Un paese sognato con quali confini geografici?

«Una territorio enorme, che inizia dal mare Adriatico, dai Balcani, che si prolunga – oltre che in Turchia e nel Caucaso – anche oltre il Mar Caspio, fino alle cinque repubbliche dell’Asia centrale turcofona. Che la loro volontà sia sempre stata questa lo conferma il cinismo che hanno sempre usato nell’annientare le minoranze trovate lungo il loro cammino».

Un esempio?

«Nel 1915, per attuare il genocidio degli armeni, come manodopera hanno usato i curdi. Ma non appena i primi sono “finiti”, hanno iniziato a far fuori i curdi. Così anche con altre minoranze, per esempio i talisci: centinaia di migliaia azeri non di etnia turca, quindi considerati intrusi e maltrattati duramente. Sono molti oggi i talisci imprigionati con accuse ridicole e messi in condizioni di non nuocere. Il resto è la storia dei nostri giorni. L’importante è eliminare tutto ciò che non è turco, islamico, sunnita».

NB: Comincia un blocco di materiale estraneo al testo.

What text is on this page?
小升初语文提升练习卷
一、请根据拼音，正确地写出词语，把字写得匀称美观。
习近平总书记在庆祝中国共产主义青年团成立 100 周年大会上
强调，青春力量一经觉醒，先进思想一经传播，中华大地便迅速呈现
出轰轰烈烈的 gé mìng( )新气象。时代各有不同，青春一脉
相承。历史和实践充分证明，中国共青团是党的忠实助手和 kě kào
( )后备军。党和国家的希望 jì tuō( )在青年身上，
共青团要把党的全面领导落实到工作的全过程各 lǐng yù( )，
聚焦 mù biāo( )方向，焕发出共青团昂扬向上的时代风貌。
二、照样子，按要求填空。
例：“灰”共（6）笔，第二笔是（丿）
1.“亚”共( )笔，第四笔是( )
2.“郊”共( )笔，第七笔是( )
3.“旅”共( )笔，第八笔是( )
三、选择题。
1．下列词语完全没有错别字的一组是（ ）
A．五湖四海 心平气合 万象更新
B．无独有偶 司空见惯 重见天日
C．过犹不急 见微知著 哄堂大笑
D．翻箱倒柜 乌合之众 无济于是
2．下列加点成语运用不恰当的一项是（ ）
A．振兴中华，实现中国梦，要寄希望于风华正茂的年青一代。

E l’Occidente in tutto ciò?

«Tace. Per amore dei milioni di metri cubi di gas. Non batte ciglio. Eppure gli armeni fuggiti dalle loro case sono già oltre metà delle 120.000 persone che abitano l’intera regione del Nagorno Karabakh. Presto rimarranno solo i vecchi e coloro che non hanno un posto dove andare. Non viviamo sulla luna, ci rendiamo conto che ogni paese ha bisogno di gas. L’Italia ha scelto quello dell’Azerbaigian, ma questo non è un motivo valido per tacere sulla fine di una popolazione che viene cacciato dalla propria terra».

C’è il rischio che nel tempo l’esodo arrivi anche in Europa?

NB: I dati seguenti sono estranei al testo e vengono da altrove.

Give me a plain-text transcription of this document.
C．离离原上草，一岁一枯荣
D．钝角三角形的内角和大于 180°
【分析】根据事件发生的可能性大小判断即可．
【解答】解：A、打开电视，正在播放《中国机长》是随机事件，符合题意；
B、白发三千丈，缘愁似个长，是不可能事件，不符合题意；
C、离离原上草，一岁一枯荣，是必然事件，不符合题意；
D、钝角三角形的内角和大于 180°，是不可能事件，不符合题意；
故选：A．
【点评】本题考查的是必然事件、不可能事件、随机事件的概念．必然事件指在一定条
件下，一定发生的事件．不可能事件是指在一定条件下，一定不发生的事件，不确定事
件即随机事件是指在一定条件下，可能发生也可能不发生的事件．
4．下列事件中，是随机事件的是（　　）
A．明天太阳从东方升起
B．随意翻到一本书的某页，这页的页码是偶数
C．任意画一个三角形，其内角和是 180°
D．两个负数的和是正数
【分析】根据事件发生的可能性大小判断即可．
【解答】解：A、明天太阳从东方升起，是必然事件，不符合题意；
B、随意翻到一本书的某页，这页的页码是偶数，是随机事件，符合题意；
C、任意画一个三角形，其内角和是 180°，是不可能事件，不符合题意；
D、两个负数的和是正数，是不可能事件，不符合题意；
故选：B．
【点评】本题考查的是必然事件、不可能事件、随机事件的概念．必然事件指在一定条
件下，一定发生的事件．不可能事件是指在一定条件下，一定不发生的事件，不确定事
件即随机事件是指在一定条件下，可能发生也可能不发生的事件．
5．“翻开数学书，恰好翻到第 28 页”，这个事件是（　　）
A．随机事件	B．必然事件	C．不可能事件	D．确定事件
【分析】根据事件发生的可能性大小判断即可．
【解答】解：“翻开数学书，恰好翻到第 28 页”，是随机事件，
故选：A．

«In prospettiva è molto probabile. Un passaporto armeno permette di andare in Georgia, poi con qualsiasi natante, magari guidato da scafisti senza scrupoli, si attraversa il Mar Nero e si arriva in Romania e Bulgaria, paesi dell’Unione europea. Una tragedia che sembra lontana potrebbe portare all’Europa nuovi problemi e nuovi lutti, come se quelli che giungono dall’Africa non fossero già sufficienti».

A distanza di poco più di 100 anni dal genocidio, non crede che gli armeni possano rivivere un tremendo déjà vu?

«Siamo molto addolorati, certo. È almeno dal 2020 che tutti sanno della volontà dell’Azerbaigian di annientare gli armeni del Nagorno Karabakh. Gli azeri vogliono fortemente quella terra, ma la vogliono senza i legittimi abitanti, peraltro tra i più antichi del mondo cristiano. Non dimentichiamo che gli armeni sono stati il primo popolo della storia ad aver accettato il cristianesimo come religione di Stato. Nel 301, prima di Costantino. Ma tutto ciò di fronte al gas non conta più nulla».

Una difesa militare dell’Occidente avrebbe aiutato?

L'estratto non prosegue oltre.